A “laranjinha” da JSD em esponja, dos anos 1990, uma pequena estátua em cerâmica de Álvaro Cunhal vestido de jogador do Futebol Clube do Porto e um copo com o emblema do Sporting, de 1974, quando este clube foi o primeiro campeão de futebol em liberdade, são outras das peças destacadas.
Uma das peças a que Pacheco Pereira deu mais destaque é uma caneca em cerâmica, que representa António Guterres nu “mostrando o ‘pau’” à oposição, com a inscrição “a oposição que se ponha a pau” na barriga.
“Tudo nesta caneca é um erro de ‘casting’, ser Guterres o representado, e ser representado como durão”, disse Pacheco Pereira.
No final da exposição, pode ver-se um ‘slideshow’ de cerca de 200 imagens de graffiti e pichagens de todo o país dos últimos anos.
Sobre a escolha do Tribunal da Boa Hora para esta exposição, Pacheco Pereira recordou que foi “um dos locais mais sinistros da ditadura, onde se faziam julgamentos de presos políticos que eram uma autêntica fantochada” e em que, muitas vezes, até os advogados eram presos.
O coordenador do projeto Ephemera adiantou ainda que no âmbito do protocolo com a Câmara Municipal de Lisboa, esta exposição é apenas parte da “grande exposição do 25 Abril” que terá lugar no próximo ano, com “iconografia, documentos, filmes, enorme quantidade de material, na maioria dos casos inéditos, tudo originais, e posteriormente incluindo documentos únicos sobre o 25 de Abril que, em alguns casos, nunca foram vistos”.

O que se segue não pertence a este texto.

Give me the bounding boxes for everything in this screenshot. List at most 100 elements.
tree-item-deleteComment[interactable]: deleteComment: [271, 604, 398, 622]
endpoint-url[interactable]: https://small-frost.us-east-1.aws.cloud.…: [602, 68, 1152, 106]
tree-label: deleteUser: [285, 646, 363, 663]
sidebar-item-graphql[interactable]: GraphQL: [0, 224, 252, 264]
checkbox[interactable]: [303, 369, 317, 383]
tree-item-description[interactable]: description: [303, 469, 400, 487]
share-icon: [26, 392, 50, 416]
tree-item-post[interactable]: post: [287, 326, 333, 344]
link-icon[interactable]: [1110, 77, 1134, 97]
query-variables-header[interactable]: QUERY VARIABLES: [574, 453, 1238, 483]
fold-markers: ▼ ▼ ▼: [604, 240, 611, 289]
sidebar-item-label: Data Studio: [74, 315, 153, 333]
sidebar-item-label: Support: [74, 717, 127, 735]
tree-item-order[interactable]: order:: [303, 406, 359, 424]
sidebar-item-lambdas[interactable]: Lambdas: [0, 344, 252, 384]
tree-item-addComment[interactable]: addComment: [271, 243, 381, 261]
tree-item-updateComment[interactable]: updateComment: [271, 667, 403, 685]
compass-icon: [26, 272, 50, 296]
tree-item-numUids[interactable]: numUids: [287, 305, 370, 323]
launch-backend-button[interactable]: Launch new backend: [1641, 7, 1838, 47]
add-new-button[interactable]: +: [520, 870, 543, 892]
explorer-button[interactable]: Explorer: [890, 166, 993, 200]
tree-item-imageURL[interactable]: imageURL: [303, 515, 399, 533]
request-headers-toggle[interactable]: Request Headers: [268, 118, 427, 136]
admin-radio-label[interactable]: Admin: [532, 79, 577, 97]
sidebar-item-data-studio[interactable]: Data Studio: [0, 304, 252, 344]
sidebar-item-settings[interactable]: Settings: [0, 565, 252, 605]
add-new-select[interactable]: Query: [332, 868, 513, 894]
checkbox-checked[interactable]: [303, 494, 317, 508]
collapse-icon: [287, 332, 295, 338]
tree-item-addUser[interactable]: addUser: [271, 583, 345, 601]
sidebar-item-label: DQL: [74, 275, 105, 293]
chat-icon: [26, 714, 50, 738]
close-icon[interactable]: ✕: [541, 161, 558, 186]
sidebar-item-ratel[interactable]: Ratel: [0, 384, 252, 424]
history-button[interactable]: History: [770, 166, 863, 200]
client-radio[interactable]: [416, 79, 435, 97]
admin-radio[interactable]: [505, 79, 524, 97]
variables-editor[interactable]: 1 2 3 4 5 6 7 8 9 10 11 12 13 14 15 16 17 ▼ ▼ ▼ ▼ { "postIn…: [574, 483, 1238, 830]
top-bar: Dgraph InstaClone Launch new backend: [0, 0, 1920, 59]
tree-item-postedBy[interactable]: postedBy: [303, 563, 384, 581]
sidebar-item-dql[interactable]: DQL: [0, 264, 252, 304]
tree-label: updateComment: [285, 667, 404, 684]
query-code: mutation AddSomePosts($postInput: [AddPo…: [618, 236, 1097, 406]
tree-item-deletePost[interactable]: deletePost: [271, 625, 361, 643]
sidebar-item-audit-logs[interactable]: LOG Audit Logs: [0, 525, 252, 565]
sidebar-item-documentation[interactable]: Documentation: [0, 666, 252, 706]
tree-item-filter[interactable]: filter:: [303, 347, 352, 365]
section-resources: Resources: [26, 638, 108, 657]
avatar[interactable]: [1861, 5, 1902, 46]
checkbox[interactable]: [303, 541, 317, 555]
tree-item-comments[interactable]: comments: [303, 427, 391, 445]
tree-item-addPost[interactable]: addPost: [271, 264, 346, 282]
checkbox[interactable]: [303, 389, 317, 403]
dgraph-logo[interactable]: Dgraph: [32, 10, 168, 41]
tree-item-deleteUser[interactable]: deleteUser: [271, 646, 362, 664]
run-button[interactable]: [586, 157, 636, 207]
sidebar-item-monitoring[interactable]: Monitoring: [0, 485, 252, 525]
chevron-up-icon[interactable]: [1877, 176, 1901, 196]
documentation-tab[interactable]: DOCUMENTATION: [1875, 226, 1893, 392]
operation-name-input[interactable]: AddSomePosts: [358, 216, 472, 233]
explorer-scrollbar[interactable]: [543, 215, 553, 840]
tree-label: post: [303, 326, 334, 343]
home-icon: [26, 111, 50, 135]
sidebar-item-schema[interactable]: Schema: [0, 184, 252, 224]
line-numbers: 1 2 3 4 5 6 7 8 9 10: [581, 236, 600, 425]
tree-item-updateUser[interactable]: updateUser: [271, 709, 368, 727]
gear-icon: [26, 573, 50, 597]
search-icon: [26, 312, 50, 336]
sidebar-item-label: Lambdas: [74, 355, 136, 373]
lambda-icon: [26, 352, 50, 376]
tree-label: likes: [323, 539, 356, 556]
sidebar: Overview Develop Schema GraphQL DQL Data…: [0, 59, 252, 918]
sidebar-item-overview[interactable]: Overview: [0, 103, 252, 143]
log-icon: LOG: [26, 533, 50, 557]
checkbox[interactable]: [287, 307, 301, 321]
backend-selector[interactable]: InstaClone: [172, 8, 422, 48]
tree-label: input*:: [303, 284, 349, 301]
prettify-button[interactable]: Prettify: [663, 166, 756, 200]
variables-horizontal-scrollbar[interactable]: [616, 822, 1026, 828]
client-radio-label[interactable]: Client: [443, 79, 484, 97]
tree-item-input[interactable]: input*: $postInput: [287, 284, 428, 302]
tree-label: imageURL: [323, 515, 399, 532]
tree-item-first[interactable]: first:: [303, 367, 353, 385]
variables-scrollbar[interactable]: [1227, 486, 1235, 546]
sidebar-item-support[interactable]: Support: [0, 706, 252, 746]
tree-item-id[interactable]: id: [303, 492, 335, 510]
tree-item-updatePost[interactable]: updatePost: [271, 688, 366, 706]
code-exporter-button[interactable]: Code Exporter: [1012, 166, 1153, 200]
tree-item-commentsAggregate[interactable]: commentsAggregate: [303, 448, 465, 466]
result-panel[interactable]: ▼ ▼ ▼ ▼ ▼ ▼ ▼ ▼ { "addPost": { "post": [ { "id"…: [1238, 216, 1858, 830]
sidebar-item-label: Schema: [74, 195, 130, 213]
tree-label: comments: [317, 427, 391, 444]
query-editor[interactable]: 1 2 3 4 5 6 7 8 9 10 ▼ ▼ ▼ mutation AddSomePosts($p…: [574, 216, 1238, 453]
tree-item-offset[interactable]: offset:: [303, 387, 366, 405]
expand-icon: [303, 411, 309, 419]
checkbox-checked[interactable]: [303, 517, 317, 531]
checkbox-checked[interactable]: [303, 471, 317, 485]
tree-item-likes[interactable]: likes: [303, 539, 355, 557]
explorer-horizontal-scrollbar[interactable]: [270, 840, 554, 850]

Depois da participação na mostra “Tesouros dos Arquivos do Barreiro”, que esteve na Gare Marítima de Alcântara, em Lisboa, até ao final de março, e além de “Sinais da liberdade”, em Lisboa, o Arquivo Ephemera tem mais oito exposições, patentes ou em fase de preparação, em todo o país, algumas em circulação.
Entre elas contam-se “Desculpe o Transtorno Estamos a Mudar o Pais!!”, com cartazes artesanais de protesto, no pavilhão multiusos de Argoncilhe, em Santa Maria da Feira; “AC | DC (Antes Covid| Depois Covid)”, na Biblioteca da Escola Superior de Tecnologia do Barreiro, e “A Face dos Livros”, na Biblioteca Eduardo Lourenço, na Guarda.
Viseu acolhe “Proibido por Inconveniente”, na Casa Amarela, edifício do Arquivo Distrital, e “Cartazes do 25 de Abril”, na Escola Secundária Alves Martins. Os cartazes também vão à Escola Superior de Artes Aplicadas do Politécnico de Castelo Branco. Odemira recebe “Livros Censurados”, no Espaço Criar.
“Movimento sindical e resistência operária nos últimos anos da ditadura”, com inauguração anunciada para maio, será repartida pela Manutenção Militar, em Lisboa, e pelas Oficinas da CP, no Barreiro.